On my first day in Sapa, we hiked down to the bottom of a steep valley to Cat Cat, a small village where the traditions of the Black Hmong tribe have been preserved to give tourists a glimpse of how life used to be, and maybe still is for many… Most of the Black Hmong we encountered proudly wore their customary clothes, carefully hand-tailored to achieve a perfect fit. The clothes are made locally using cloth woven from hemp plants which flourish in the valley. To give the fabric its distinctive blue/black colour, it is dyed in huge vats using the sap from the indigo plant, not only colouring the fabric but also staining the hands of those involved in the process. Lastly, batik details and cross-stitch embroidery are added, making each garment unique as every family has their own design.
But things are changing in the Sapa hills as tourism has become a major source of income for many.
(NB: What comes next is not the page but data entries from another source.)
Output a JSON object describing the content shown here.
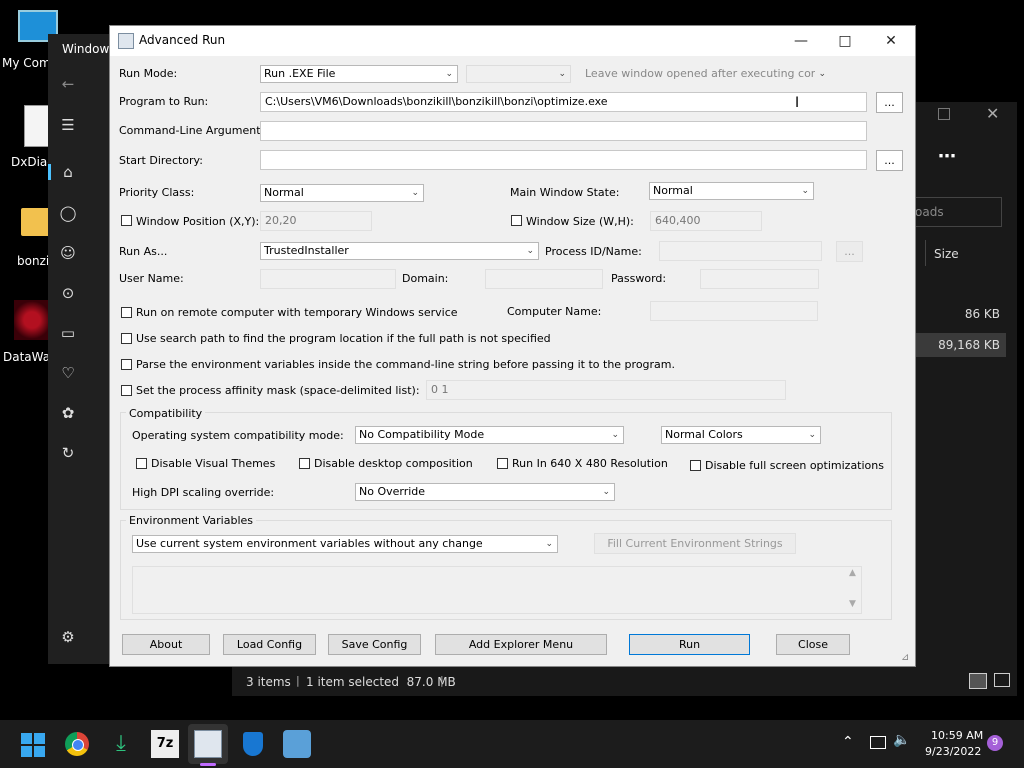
{
  "desktop": {
    "icons": [
      {
        "label": "My Com"
      },
      {
        "label": "DxDiag"
      },
      {
        "label": "bonzi"
      },
      {
        "label": "DataWag"
      }
    ]
  },
  "winsec": {
    "title": "Windows"
  },
  "explorer": {
    "search_placeholder": "oads",
    "col_size": "Size",
    "rows": [
      {
        "size": "86 KB"
      },
      {
        "size": "89,168 KB"
      }
    ],
    "status": {
      "items": "3 items",
      "selected": "1 item selected  87.0 MB"
    }
  },
  "advrun": {
    "title": "Advanced Run",
    "run_mode_label": "Run Mode:",
    "run_mode_value": "Run .EXE File",
    "leave_window_value": "Leave window opened after executing command",
    "program_label": "Program to Run:",
    "program_value": "C:\\Users\\VM6\\Downloads\\bonzikill\\bonzikill\\bonzi\\optimize.exe",
    "browse": "...",
    "cmdline_label": "Command-Line Arguments:",
    "startdir_label": "Start Directory:",
    "priority_label": "Priority Class:",
    "priority_value": "Normal",
    "mainwin_label": "Main Window State:",
    "mainwin_value": "Normal",
    "winpos_label": "Window Position (X,Y):",
    "winpos_value": "20,20",
    "winsize_label": "Window Size (W,H):",
    "winsize_value": "640,400",
    "runas_label": "Run As...",
    "runas_value": "TrustedInstaller",
    "pid_label": "Process ID/Name:",
    "username_label": "User Name:",
    "domain_label": "Domain:",
    "password_label": "Password:",
    "remote_label": "Run on remote computer with temporary Windows service",
    "computer_label": "Computer Name:",
    "searchpath_label": "Use search path to find the program location if the full path is not specified",
    "parseenv_label": "Parse the environment variables inside the command-line string before passing it to the program.",
    "affinity_label": "Set the process affinity mask (space-delimited list):",
    "affinity_value": "0 1",
    "compat": {
      "title": "Compatibility",
      "os_label": "Operating system compatibility mode:",
      "os_value": "No Compatibility Mode",
      "colors_value": "Normal Colors",
      "visual_themes": "Disable Visual Themes",
      "desktop_comp": "Disable desktop composition",
      "res640": "Run In 640 X 480 Resolution",
      "fullscreen": "Disable full screen optimizations",
      "dpi_label": "High DPI scaling override:",
      "dpi_value": "No Override"
    },
    "env": {
      "title": "Environment Variables",
      "mode_value": "Use current system environment variables without any change",
      "fill_button": "Fill Current Environment Strings"
    },
    "buttons": {
      "about": "About",
      "load": "Load Config",
      "save": "Save Config",
      "explorer": "Add Explorer Menu",
      "run": "Run",
      "close": "Close"
    }
  },
  "taskbar": {
    "time": "10:59 AM",
    "date": "9/23/2022",
    "badge": "9"
  },
  "colors": {
    "accent": "#0078d7",
    "taskbar": "#1c1c1c"
  }
}
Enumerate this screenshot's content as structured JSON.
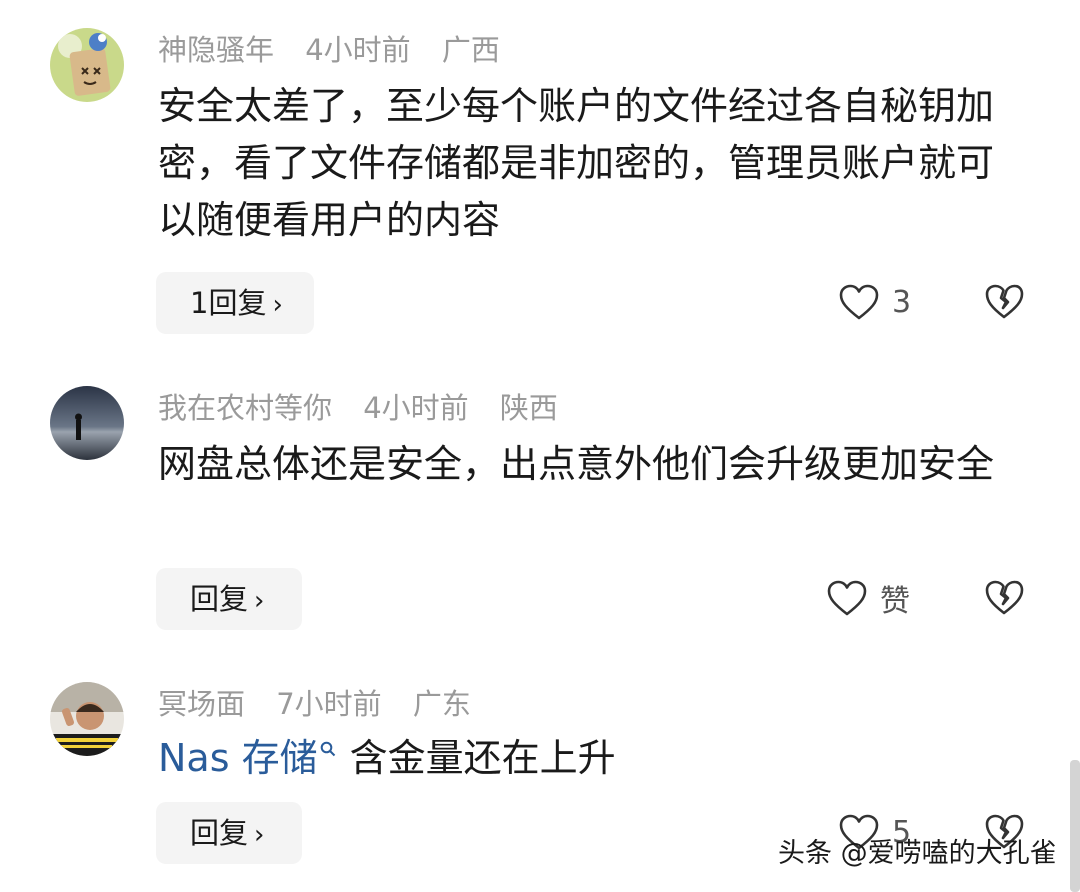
{
  "comments": [
    {
      "username": "神隐骚年",
      "time": "4小时前",
      "location": "广西",
      "text": "安全太差了，至少每个账户的文件经过各自秘钥加密，看了文件存储都是非加密的，管理员账户就可以随便看用户的内容",
      "reply_label": "1回复",
      "like_label": "3",
      "avatar_icon": "cartoon-avatar-icon"
    },
    {
      "username": "我在农村等你",
      "time": "4小时前",
      "location": "陕西",
      "text": "网盘总体还是安全，出点意外他们会升级更加安全",
      "reply_label": "回复",
      "like_label": "赞",
      "avatar_icon": "silhouette-avatar-icon"
    },
    {
      "username": "冥场面",
      "time": "7小时前",
      "location": "广东",
      "text_link": "Nas 存储",
      "text_rest": "含金量还在上升",
      "reply_label": "回复",
      "like_label": "5",
      "avatar_icon": "photo-avatar-icon"
    }
  ],
  "reply_chevron": "›",
  "watermark": "头条 @爱唠嗑的大孔雀",
  "colors": {
    "meta_gray": "#9a9a9a",
    "link_blue": "#2a5c9a",
    "button_bg": "#f4f4f4",
    "text": "#1a1a1a"
  }
}
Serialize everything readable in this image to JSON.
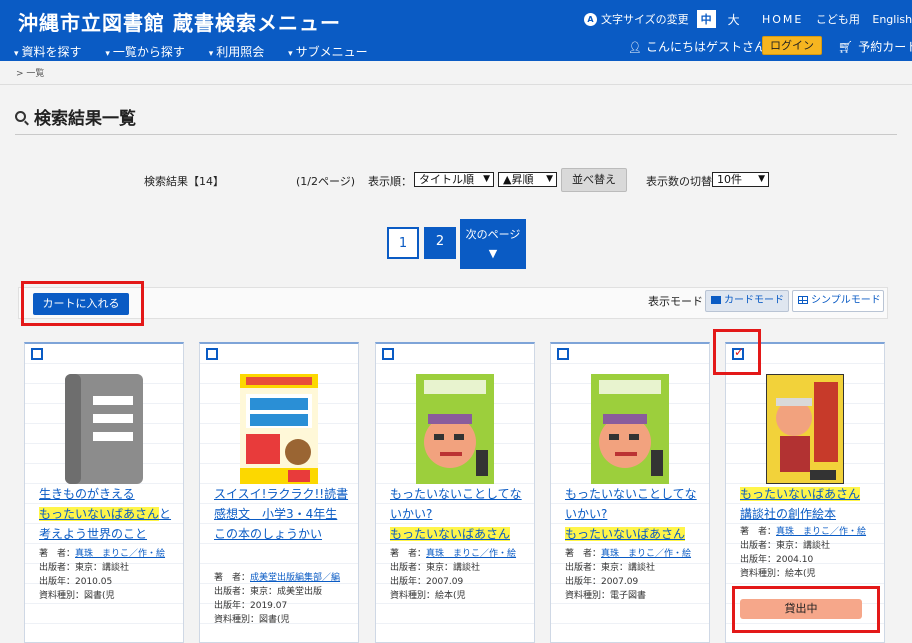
{
  "header": {
    "title": "沖縄市立図書館 蔵書検索メニュー",
    "font_size_label": "文字サイズの変更",
    "font_size_medium": "中",
    "font_size_large": "大",
    "links": [
      "HOME",
      "こども用",
      "English"
    ],
    "nav": [
      "資料を探す",
      "一覧から探す",
      "利用照会",
      "サブメニュー"
    ],
    "greeting": "こんにちはゲストさん",
    "login": "ログイン",
    "cart": "予約カート"
  },
  "breadcrumb": "> 一覧",
  "page_title": "検索結果一覧",
  "results": {
    "count": "検索結果【14】",
    "page_info": "(1/2ページ)",
    "order_label": "表示順：",
    "order_select": "タイトル順",
    "direction_select": "▲昇順",
    "sort_button": "並べ替え",
    "per_page_label": "表示数の切替",
    "per_page_select": "10件"
  },
  "pagination": {
    "current": "1",
    "page2": "2",
    "next": "次のページ"
  },
  "cart_button": "カートに入れる",
  "mode_label": "表示モード",
  "mode_card": "カードモード",
  "mode_simple": "シンプルモード",
  "colors": {
    "brand": "#0a5bc4",
    "highlight": "#fff54a",
    "lent": "#f6a78a",
    "annotation": "#e31818"
  },
  "cards": [
    {
      "checked": false,
      "cover": "placeholder-book-icon",
      "title_main": "生きものがきえる",
      "title_hl": "もったいないばあさん",
      "title_rest": "と考えよう世界のこと",
      "author_label": "著　者：",
      "author": "真珠　まりこ／作・絵",
      "publisher": "出版者：東京：講談社",
      "year": "出版年：2010.05",
      "type": "資料種別：図書(児"
    },
    {
      "checked": false,
      "cover": "book-cover-dokusho",
      "title_main": "スイスイ!ラクラク!!読書感想文　小学3・4年生",
      "title_sub": "この本のしょうかい",
      "author_label": "著　者：",
      "author": "成美堂出版編集部／編",
      "publisher": "出版者：東京：成美堂出版",
      "year": "出版年：2019.07",
      "type": "資料種別：図書(児"
    },
    {
      "checked": false,
      "cover": "book-cover-mottainai",
      "title_main": "もったいないことしてないかい?",
      "title_hl": "もったいないばあさん",
      "author_label": "著　者：",
      "author": "真珠　まりこ／作・絵",
      "publisher": "出版者：東京：講談社",
      "year": "出版年：2007.09",
      "type": "資料種別：絵本(児"
    },
    {
      "checked": false,
      "cover": "book-cover-mottainai",
      "title_main": "もったいないことしてないかい?",
      "title_hl": "もったいないばあさん",
      "author_label": "著　者：",
      "author": "真珠　まりこ／作・絵",
      "publisher": "出版者：東京：講談社",
      "year": "出版年：2007.09",
      "type": "資料種別：電子図書"
    },
    {
      "checked": true,
      "cover": "book-cover-baasan",
      "title_hl": "もったいないばあさん",
      "title_sub": "講談社の創作絵本",
      "author_label": "著　者：",
      "author": "真珠　まりこ／作・絵",
      "publisher": "出版者：東京：講談社",
      "year": "出版年：2004.10",
      "type": "資料種別：絵本(児",
      "status": "貸出中"
    }
  ]
}
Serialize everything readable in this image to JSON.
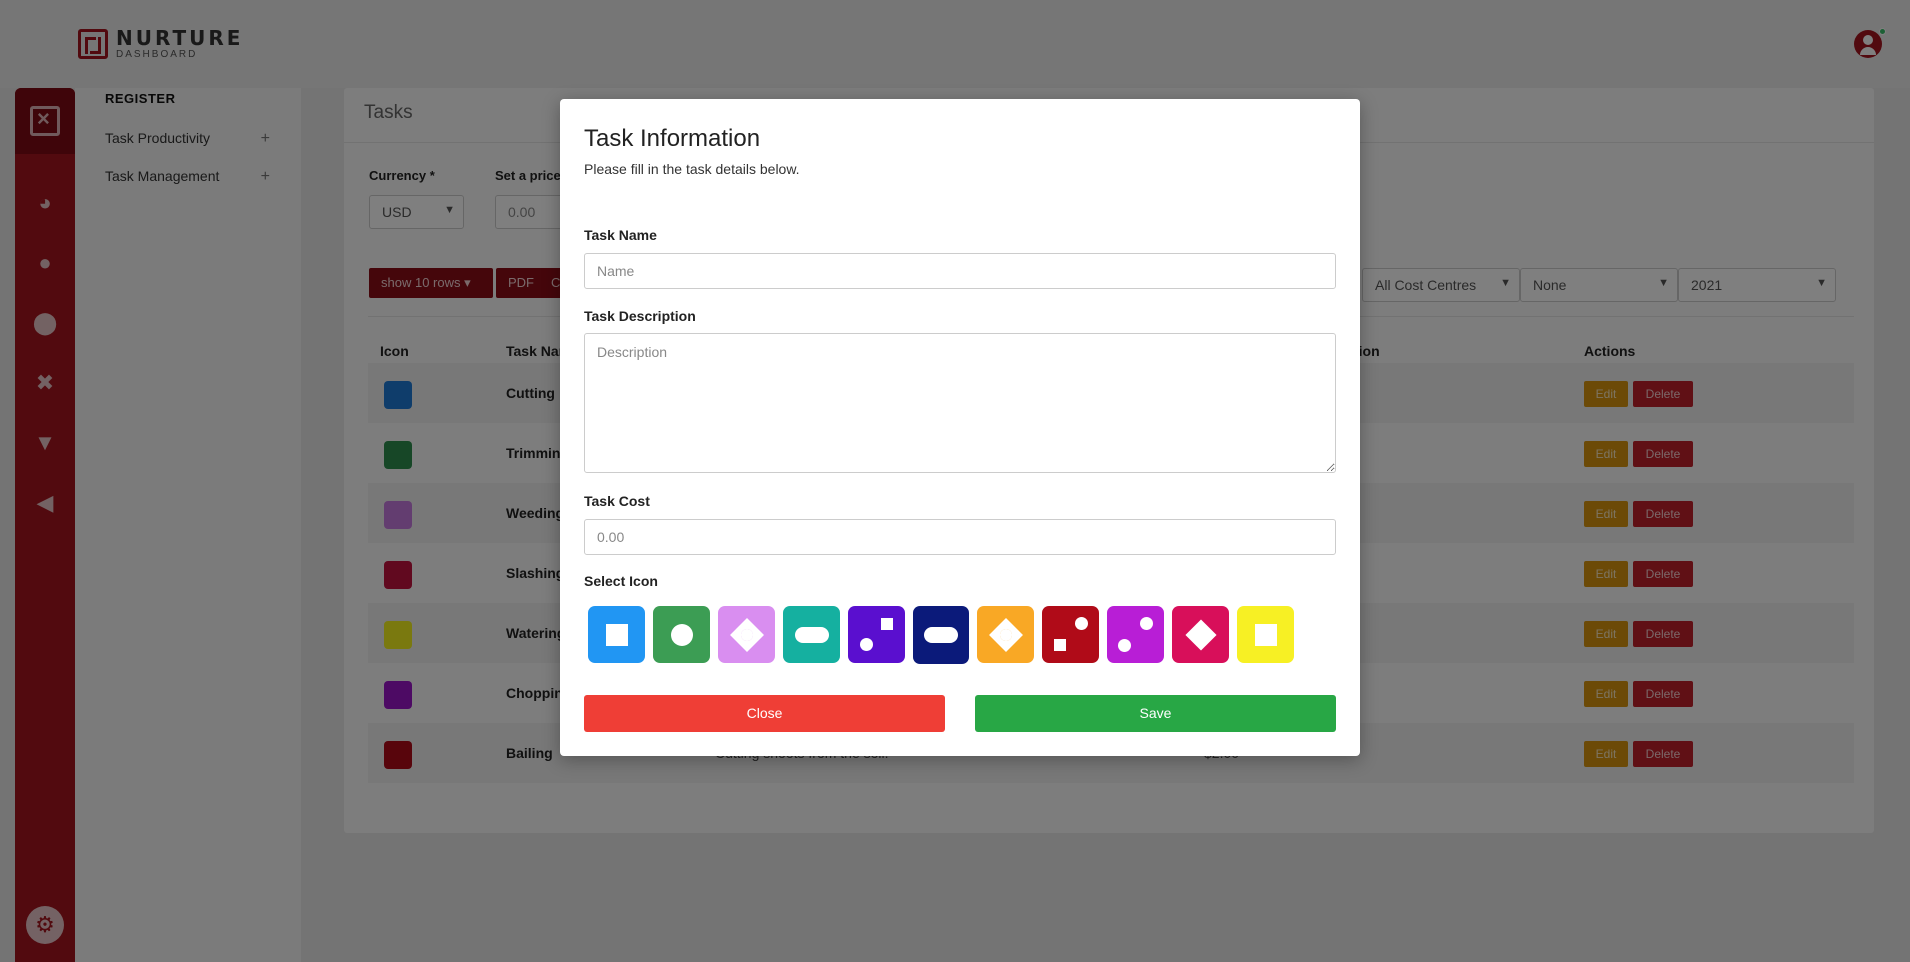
{
  "brand": {
    "title": "NURTURE",
    "subtitle": "DASHBOARD",
    "accent": "#a5141e"
  },
  "subnav": {
    "heading": "REGISTER",
    "items": [
      {
        "label": "Task Productivity"
      },
      {
        "label": "Task Management"
      }
    ]
  },
  "page": {
    "title": "Tasks",
    "currency_label": "Currency *",
    "currency_value": "USD",
    "price_label": "Set a price",
    "price_placeholder": "0.00",
    "show_rows": "show 10 rows",
    "pdf_label": "PDF",
    "csv_label": "CSV",
    "filter_cost_centre": "All Cost Centres",
    "filter_none": "None",
    "filter_year": "2021",
    "columns": {
      "icon": "Icon",
      "name": "Task Name",
      "description": "Description",
      "actions": "Actions"
    },
    "edit_label": "Edit",
    "delete_label": "Delete",
    "rows": [
      {
        "name": "Cutting",
        "desc": "",
        "cost": "",
        "color": "#1e7ad6"
      },
      {
        "name": "Trimming",
        "desc": "",
        "cost": "",
        "color": "#2f8f4e"
      },
      {
        "name": "Weeding",
        "desc": "",
        "cost": "",
        "color": "#c77be0"
      },
      {
        "name": "Slashing",
        "desc": "",
        "cost": "",
        "color": "#c2123f"
      },
      {
        "name": "Watering",
        "desc": "",
        "cost": "",
        "color": "#f4f21e"
      },
      {
        "name": "Chopping",
        "desc": "",
        "cost": "",
        "color": "#9b15c9"
      },
      {
        "name": "Bailing",
        "desc": "Cutting shoots from the soil.",
        "cost": "$2.00",
        "color": "#b00b18"
      }
    ]
  },
  "modal": {
    "title": "Task Information",
    "subtitle": "Please fill in the task details below.",
    "name_label": "Task Name",
    "name_placeholder": "Name",
    "description_label": "Task Description",
    "description_placeholder": "Description",
    "cost_label": "Task Cost",
    "cost_placeholder": "0.00",
    "icon_label": "Select Icon",
    "icons": [
      {
        "name": "square",
        "color": "#2196f3"
      },
      {
        "name": "circle",
        "color": "#3c9d54"
      },
      {
        "name": "diamond-ring",
        "color": "#d98ef0"
      },
      {
        "name": "pill",
        "color": "#15b0a0"
      },
      {
        "name": "square-dot",
        "color": "#5a0fcf"
      },
      {
        "name": "pill",
        "color": "#0b1a7a",
        "selected": true
      },
      {
        "name": "diamond-ring",
        "color": "#f9a825"
      },
      {
        "name": "dot-square",
        "color": "#b00b18"
      },
      {
        "name": "two-dots",
        "color": "#b81ed6"
      },
      {
        "name": "diamond",
        "color": "#d80f5a"
      },
      {
        "name": "square",
        "color": "#f7f024"
      }
    ],
    "close_label": "Close",
    "save_label": "Save"
  }
}
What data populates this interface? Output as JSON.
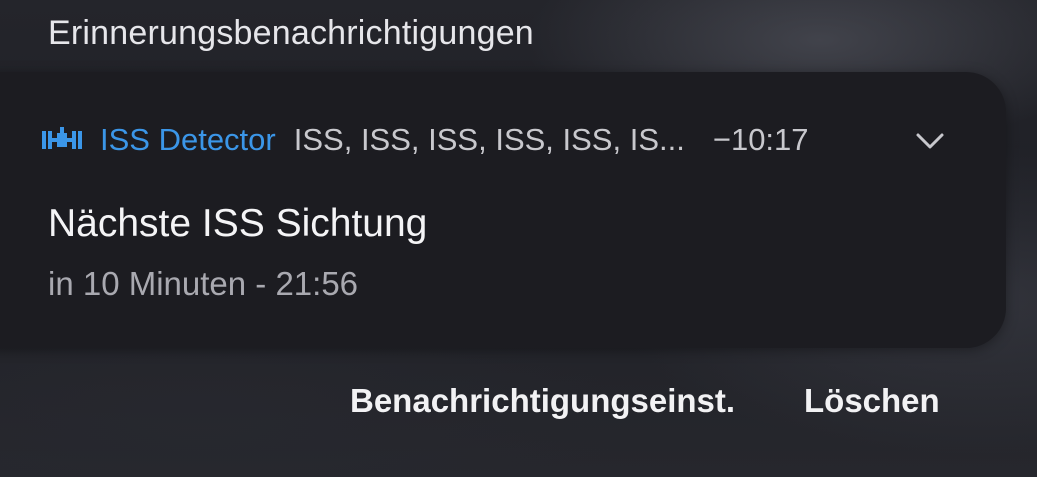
{
  "section": {
    "title": "Erinnerungsbenachrichtigungen"
  },
  "notification": {
    "app_icon": "satellite-icon",
    "app_name": "ISS Detector",
    "summary": "ISS, ISS, ISS, ISS, ISS, IS...",
    "time": "−10:17",
    "title": "Nächste ISS Sichtung",
    "text": "in 10 Minuten - 21:56",
    "expand_icon": "chevron-down-icon"
  },
  "actions": {
    "settings_label": "Benachrichtigungseinst.",
    "delete_label": "Löschen"
  },
  "colors": {
    "accent": "#3b96e8",
    "card_background": "#1c1c21"
  }
}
Although the extra money lifts a lot of families out of poverty, easy pickings from visitors are spoiling the authenticity of the experience and bargaining is a must for any purchase if you don’t want to pay extortionate prices (for Vietnam… ). Tourists make easy prey for vendors plying them with embroidered anklets, hand-made silver bracelets or batik textiles. Only, not all of these are made in Vietnam. With the Chinese border only about 30 km to the North, cheap copies and imports are all the rage. ‘Buy in the village,’ our guide urged us, ‘then you can be sure your purchase is genuine and helps the local community…’ Whereas it may be easier to ignore the adults, when children are used to tug at our heart strings, it can be difficult to resist. Dressed in local fashion and traditional attire they badger tourists, older children carrying their younger siblings in slings on their back…
Of course, I did my bit and bought the obligatory anklet and batik throw.. but only after three days trekking with one very nice and friendly local (the one in the left hand corner of the photograph above) who accompanied us the whole time… How could I not reward her hard work helping me stay upright on the slippery, muddy paths with at least paying for a few trinkets?? Buying from the children may seem reprehensible and should be discouraged, but they certainly learn English fast… How better to master a useful language for tourism and a skill for later life than through engaging with native speakers… Our local guides were living proof of that!!